2. Include a second table in which for each of the 4 Markov orders you report A) the Markov order, B) the time taken to train on the dataset you chose, C) the size of your Markov model in terms of the size of your start probabilities dictionary (i.e., # of entries) and D) your 2D trans probabilities dictionary (i.e., total number of inner dictionary entries). What impact does increasing the Markov order have on the training time and space required? In the limit, consider what would happen if the Markov order were the length of the training text.
3. Summarize the pros and cons of higher versus lower Markov orders.
Classification - Using a Markov order of 1, train a Markov model on each of the 5 default training datasets. Then, for each of the 4 default test datasets, compute the probability of the test dataset using each of the 5 models (note: this is already what the main function is setup to do). Include in your report a table where for each test dataset you report A) the name of the test dataset, B) the author of the test dataset (use Google if needed), C) the trained model that gave the highest probability D) the author of the training dataset that trained the model from part C, and E) whether the authors in parts B and D are a match (use abbreviations or acronyms to avoid making the table too big).

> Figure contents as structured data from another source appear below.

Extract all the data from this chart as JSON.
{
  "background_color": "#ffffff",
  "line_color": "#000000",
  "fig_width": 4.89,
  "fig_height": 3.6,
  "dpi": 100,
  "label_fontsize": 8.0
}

Besides the table, give your comments on what you observed in this experiment: how well does a model trained on one work of an author do at identifying other works of that author? There exists a matching training dataset author for each test dataset. In cases where you didn't get a match, how close was the matching model's probability to the model with the highest probability? Why do you suppose this other model's probablity was higher? Were there particular trained models that seeemd to always give high or low probabilities? What might explain this?

Discussion: Include each of the following in a separate subsection

Comparing probabilities from a single model: Note that we did not have you compare probabilities of a single trained model across different test datasets. Does it make sense to compare probabilities computed of a single model on different datasets? (hint: think how the probability changes each time you add a word. How do probabilities for long datasets compare to those of short ones, generally speaking?)
Markov for CC: Besides training a model on datasets from different authors, comment on how you might use a Markov model trained on datasets representing different emotions, different musical genres, etc. How else might you use a Markov model for computational creativity?
This system as a CC model: This model could be considered as an example of a basic CC system. Based on the inner-workings of the system, comment on what aspect of the system represents (or could be added to represent) each of the following components of a CC system (as discussed by Ventura): representation (genotype and phenotype), knowledge base, aesthetic, conceptualization, generation, genotypic evaluator, translation, phenotypic evaluator. If you feel this is a domain in which it is unnecessary to work with both phenotypic and genotypic representations, justify your answer.
Evaluating this as a CC system: How novel, valuable, and intentional do you think the artifacts of this system are? Justify your answer in terms in terms of how we have discussed these characteristics in class (i.e., what does it take to be considered novel in this context? What does it take to be valuable? etc.) Would you say this system is being creative?
Any thoughts you have on how this lab might be improved.

Conclusion: Briefly (i.e., 1-2 sentences) summarize what you accomplished in this project. Also briefly mention a few of the most significant things you feel you learned/took away from this project.

Appendix: include a URL to your code if available

Acknowledgments

Credit to Project Gutenberg from which the training and test datasets were derived.